The story in Van Helsing II is yet again incredibly well written, one that will leave players anxious to play the final installment in the series. One of my favourite things about the first Van Helsing was the references to pop culture and literature hidden within the game, and this sequel certainly did not disappoint in this area either. I had to seek out and rescue “Private Bryan”, fight off a rather large and angry prisoner with green skin and blue pants, and I came across a fallen wizard in a grey hat on a bridge in a cavern. These examples are just a few of the numerous Easter Eggs to be found.

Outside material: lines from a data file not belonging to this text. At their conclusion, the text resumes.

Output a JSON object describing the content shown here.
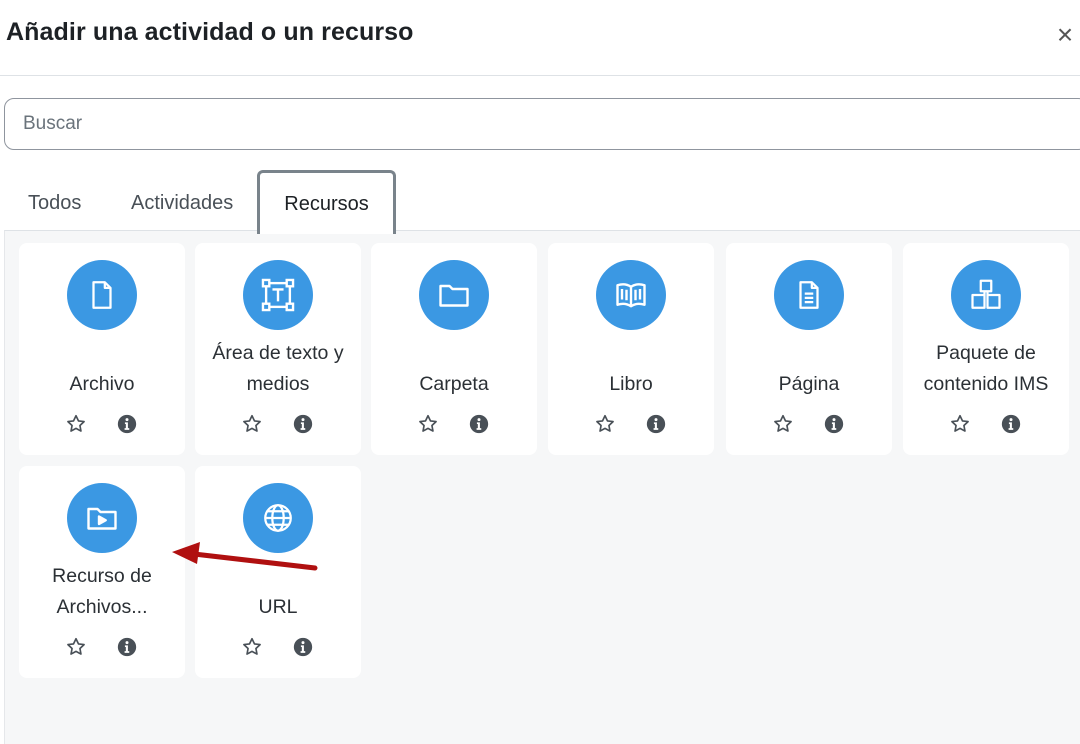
{
  "dialog": {
    "title": "Añadir una actividad o un recurso",
    "close_label": "×"
  },
  "search": {
    "placeholder": "Buscar",
    "value": ""
  },
  "tabs": [
    {
      "label": "Todos",
      "active": false
    },
    {
      "label": "Actividades",
      "active": false
    },
    {
      "label": "Recursos",
      "active": true
    }
  ],
  "colors": {
    "icon_circle": "#3b98e3",
    "annotation_arrow": "#b01010",
    "content_background": "#f6f7f8"
  },
  "resources": [
    {
      "label": "Archivo",
      "icon": "file-icon"
    },
    {
      "label": "Área de texto y medios",
      "icon": "text-area-icon"
    },
    {
      "label": "Carpeta",
      "icon": "folder-icon"
    },
    {
      "label": "Libro",
      "icon": "book-icon"
    },
    {
      "label": "Página",
      "icon": "page-icon"
    },
    {
      "label": "Paquete de contenido IMS",
      "icon": "ims-package-icon"
    },
    {
      "label": "Recurso de Archivos...",
      "icon": "folder-play-icon"
    },
    {
      "label": "URL",
      "icon": "globe-icon"
    }
  ],
  "annotation": {
    "type": "arrow",
    "points_to": "Recurso de Archivos..."
  }
}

You’ll encounter many of the foes you’ve come to love and hate from the first Van Helsing game. Weird and strange monsters, the result of a mad scientists crazy experiments, and mythical ancient creatures pulled from the pages of Eastern European folklore. And depending on what difficulty level you are playing, they can be downright impossible to defeat at times. I often found myself encountering of a large group of beasts, with numerous veteran and champions in the mix. Thank goodness respawning is somewhat cheap, and paying a sum of gold will return you right back into the midst of the battle.
Despite playing on my lower end laptop, I found that it did look quite stunning, and the extra polish they’ve put on is quite evident. Playing through caverns, mountains, sewers and cities, Neocore has yet again truly captured the essence of a very gothic 19th century Eastern Europe. I loved exploring every nook and cranny of each map, with many secrets to uncover and much loot to collect. The cutscenes look spectacular too giving the game a big budget feel.
The music uses the same hauntingly beautiful themes from the first game, perfectly suiting the gothic setting. The voice acting was comical at times, and not in a good way, particularly the voice of Prisoner Seven. That being said, Van Helsing and Lady Katarina are an exception as their voice acting was solid. Their snappy dialogue adds a welcome comic relief that will no doubt elicit a few laughs.
Unfortunately, I did not have the opportunity to play any multiplayer, but Van Helsing does offer co-op, scenario and PvP modes. And considering the large group of mobs you’ll encounter within the game, you might want to bring a friend or two along to tackle them. Multiplayer in the original was enjoyable, so there is no reason to think it won’t be the same in Van Helsing II.
Neocore hasn’t strayed too far from what made the first game so amazing, but it has managed to add a layer of refinement by improving the some of the game mechanics, UI and visuals. While the tower defense mode did grow a bit tiresome at times, I had a lot of fun playing and the newly added features are a welcome change. I was not left disappointed by my return to Borgovia. For a mere $14, The Incredible Adventures of Van Helsing II offers a memorable experience that will leave players eager for more hack and slash gameplay at it’s finest, and this game is yet another must own for any Action RPG fan.